Meskipun hal ini menjelaskan perilaku pejalan kaki, hal ini tidak bisa dijadikan alasan untuk melakukan hal tersebut. Ketika kita mulai menyediakan alternatif yang aman bagi pejalan kaki selain menyeberang jalan, aparat penegak hukum harus lebih menindak pelanggarnya. Hukuman itu sulit, dan memang tidak terlalu efektif. Denda dan “seminar langsung” tampaknya tidak memotivasi perubahan perilaku apa pun.
Namun penyeberangan pejalan kaki yang tidak semestinya tetap perlu ditindak. Penegakan hukum yang agresif dan tanpa toleransi mungkin selalu diperlukan.
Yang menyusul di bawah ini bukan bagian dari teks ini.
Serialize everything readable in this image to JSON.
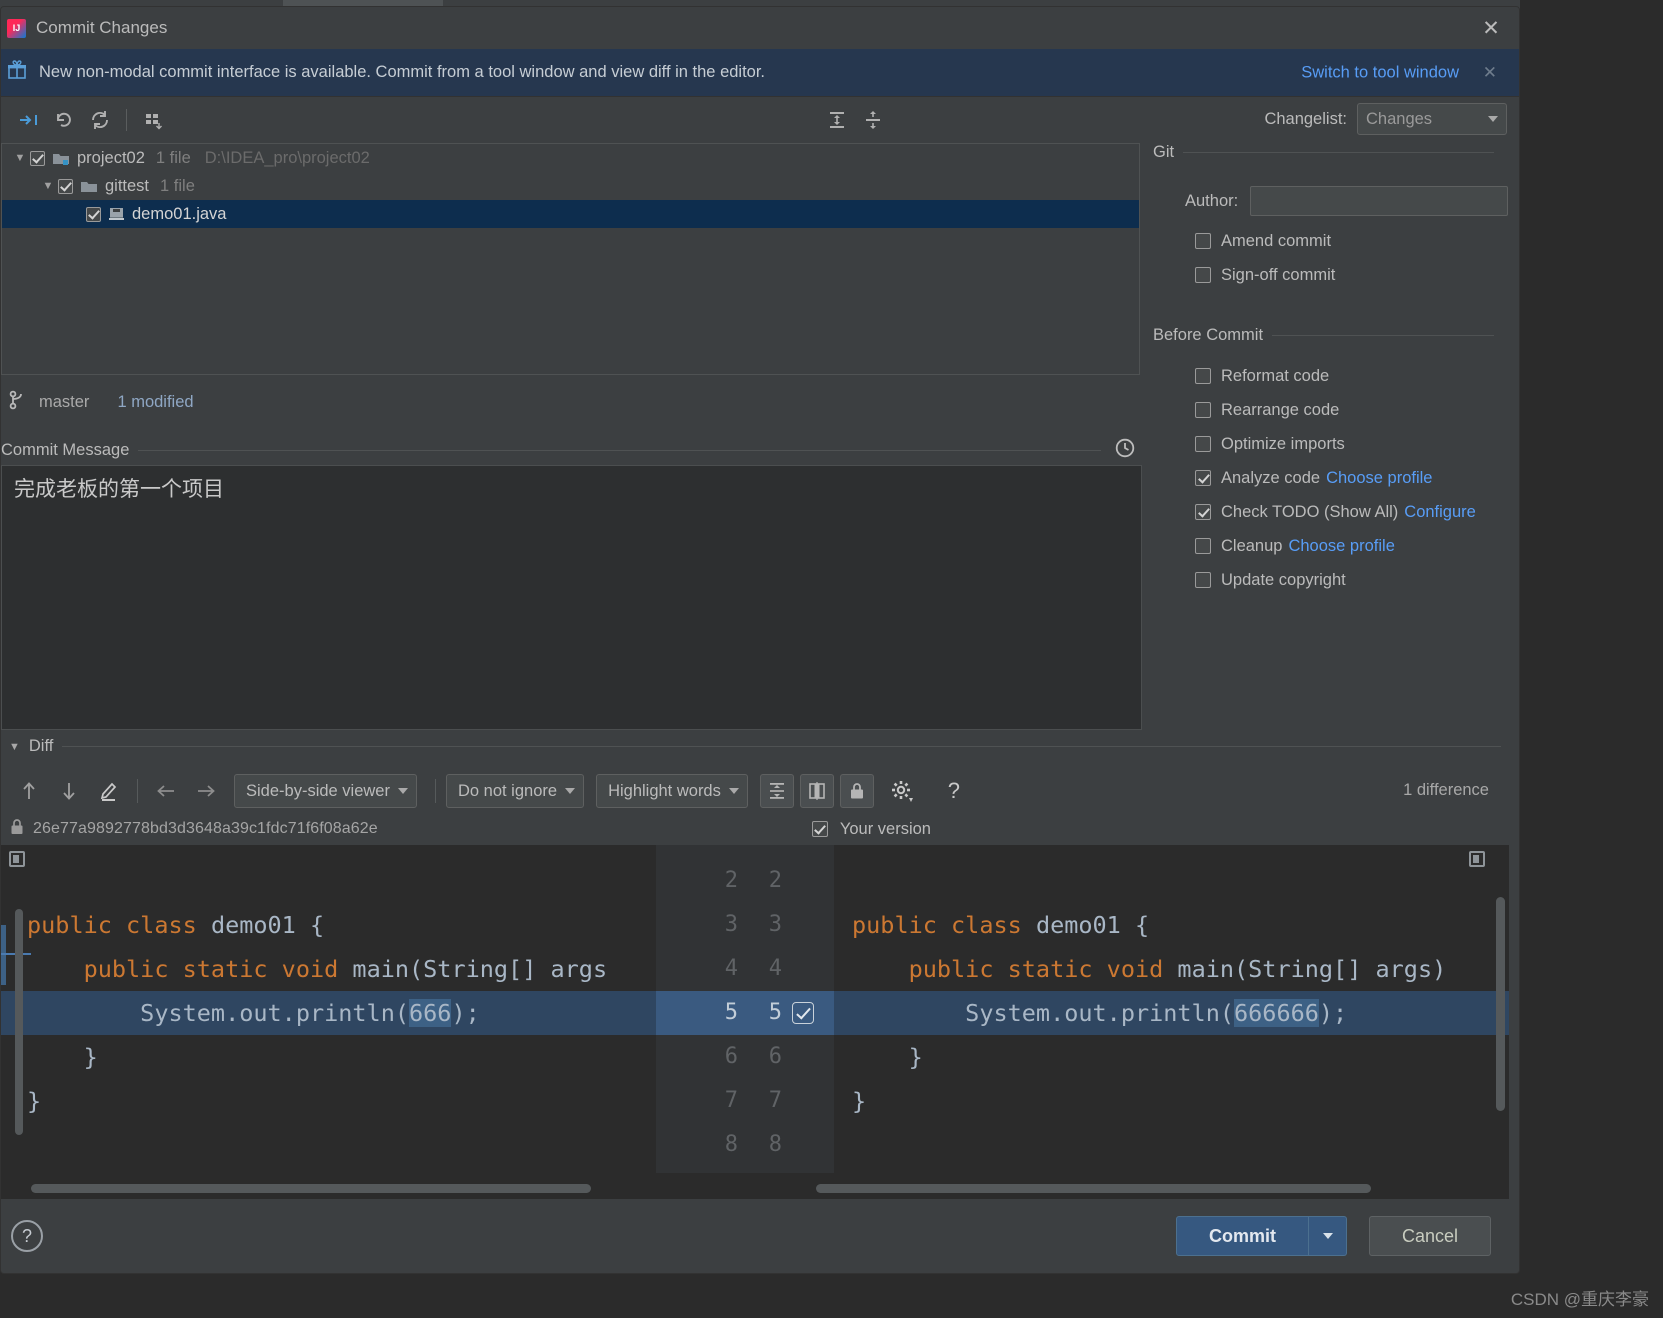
{
  "window": {
    "title": "Commit Changes",
    "close_label": "✕",
    "app_icon": "intellij-idea-logo"
  },
  "banner": {
    "text": "New non-modal commit interface is available. Commit from a tool window and view diff in the editor.",
    "link": "Switch to tool window",
    "close_label": "✕",
    "icon": "gift-icon",
    "bg": "#26374f"
  },
  "toolbar": {
    "icons": [
      "collapse-expand-icon",
      "revert-icon",
      "refresh-icon",
      "group-by-icon"
    ],
    "changelist_label": "Changelist:",
    "changelist_value": "Changes"
  },
  "tree": {
    "rows": [
      {
        "name": "project02",
        "meta": "1 file",
        "path": "D:\\IDEA_pro\\project02",
        "type": "module-folder",
        "checked": true,
        "expanded": true,
        "depth": 0,
        "selected": false
      },
      {
        "name": "gittest",
        "meta": "1 file",
        "path": "",
        "type": "folder",
        "checked": true,
        "expanded": true,
        "depth": 1,
        "selected": false
      },
      {
        "name": "demo01.java",
        "meta": "",
        "path": "",
        "type": "java-file",
        "checked": true,
        "expanded": null,
        "depth": 2,
        "selected": true
      }
    ]
  },
  "branch": {
    "icon": "git-branch-icon",
    "name": "master",
    "status": "1 modified"
  },
  "commit_message": {
    "title": "Commit Message",
    "value": "完成老板的第一个项目",
    "history_icon": "clock-icon"
  },
  "git_panel": {
    "section_title": "Git",
    "author_label": "Author:",
    "author_value": "",
    "options": [
      {
        "label": "Amend commit",
        "checked": false
      },
      {
        "label": "Sign-off commit",
        "checked": false
      }
    ]
  },
  "before_commit": {
    "section_title": "Before Commit",
    "options": [
      {
        "label": "Reformat code",
        "checked": false,
        "link": ""
      },
      {
        "label": "Rearrange code",
        "checked": false,
        "link": ""
      },
      {
        "label": "Optimize imports",
        "checked": false,
        "link": ""
      },
      {
        "label": "Analyze code",
        "checked": true,
        "link": "Choose profile"
      },
      {
        "label": "Check TODO (Show All)",
        "checked": true,
        "link": "Configure"
      },
      {
        "label": "Cleanup",
        "checked": false,
        "link": "Choose profile"
      },
      {
        "label": "Update copyright",
        "checked": false,
        "link": ""
      }
    ]
  },
  "diff": {
    "section_title": "Diff",
    "toolbar": {
      "prev_icon": "arrow-up-icon",
      "next_icon": "arrow-down-icon",
      "edit_icon": "pencil-icon",
      "left_icon": "arrow-left-icon",
      "right_icon": "arrow-right-icon",
      "viewer_mode": "Side-by-side viewer",
      "whitespace": "Do not ignore",
      "highlight": "Highlight words",
      "collapse_icon": "collapse-unchanged-icon",
      "columns_icon": "compare-columns-icon",
      "lock_icon": "lock-icon",
      "settings_icon": "gear-icon",
      "help_icon": "question-icon"
    },
    "difference_count": "1 difference",
    "revision_hash": "26e77a9892778bd3d3648a39c1fdc71f6f08a62e",
    "revision_lock_icon": "lock-icon",
    "your_version_label": "Your version",
    "your_version_checked": true,
    "line_numbers_left": [
      "2",
      "3",
      "4",
      "5",
      "6",
      "7",
      "8"
    ],
    "line_numbers_right": [
      "2",
      "3",
      "4",
      "5",
      "6",
      "7",
      "8"
    ],
    "diff_line_index": 3,
    "left_code": [
      {
        "text": "",
        "parts": []
      },
      {
        "text": "public class demo01 {",
        "parts": [
          {
            "t": "public class ",
            "c": "kw"
          },
          {
            "t": "demo01 {",
            "c": ""
          }
        ]
      },
      {
        "text": "    public static void main(String[] args",
        "parts": [
          {
            "t": "    ",
            "c": ""
          },
          {
            "t": "public static void ",
            "c": "kw"
          },
          {
            "t": "main(String[] args",
            "c": ""
          }
        ]
      },
      {
        "text": "        System.out.println(666);",
        "parts": [
          {
            "t": "        System.out.println(",
            "c": ""
          },
          {
            "t": "666",
            "c": "num-hl"
          },
          {
            "t": ");",
            "c": ""
          }
        ]
      },
      {
        "text": "    }",
        "parts": [
          {
            "t": "    }",
            "c": ""
          }
        ]
      },
      {
        "text": "}",
        "parts": [
          {
            "t": "}",
            "c": ""
          }
        ]
      },
      {
        "text": "",
        "parts": []
      }
    ],
    "right_code": [
      {
        "text": "",
        "parts": []
      },
      {
        "text": "public class demo01 {",
        "parts": [
          {
            "t": "public class ",
            "c": "kw"
          },
          {
            "t": "demo01 {",
            "c": ""
          }
        ]
      },
      {
        "text": "    public static void main(String[] args)",
        "parts": [
          {
            "t": "    ",
            "c": ""
          },
          {
            "t": "public static void ",
            "c": "kw"
          },
          {
            "t": "main(String[] args)",
            "c": ""
          }
        ]
      },
      {
        "text": "        System.out.println(666666);",
        "parts": [
          {
            "t": "        System.out.println(",
            "c": ""
          },
          {
            "t": "666666",
            "c": "num-hl"
          },
          {
            "t": ");",
            "c": ""
          }
        ]
      },
      {
        "text": "    }",
        "parts": [
          {
            "t": "    }",
            "c": ""
          }
        ]
      },
      {
        "text": "}",
        "parts": [
          {
            "t": "}",
            "c": ""
          }
        ]
      },
      {
        "text": "",
        "parts": []
      }
    ]
  },
  "buttons": {
    "help": "?",
    "commit": "Commit",
    "commit_dropdown": "▾",
    "cancel": "Cancel"
  },
  "watermark": "CSDN @重庆李豪",
  "colors": {
    "accent": "#589df6",
    "selection": "#0d2d4e",
    "diff_highlight": "#3d6185",
    "button_primary": "#365880",
    "keyword": "#cc7832"
  }
}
Memanggil pejalan kaki kembali ke titik awalnya dan membawanya ke titik penyeberangan terdekat yang ditentukan pada akhirnya akan mengubah perilakunya, terutama ketika ia menyadari bahwa langkah menyeberang memang lebih aman dan nyaman.
Pada akhirnya, seperti kebanyakan masalah lalu lintas di Metro Manila, solusinya sederhana saja. Solusinya adalah manajemen. – Rappler.com
Michael Brown adalah pensiunan anggota Angkatan Udara AS dan telah tinggal di Filipina selama lebih dari 16 tahun. Dia menulis tentang bahasa Inggris, manajemen lalu lintas, dan masalah penegakan hukum.
Gambar penyeberangan pejalan kaki melalui ShutterStock.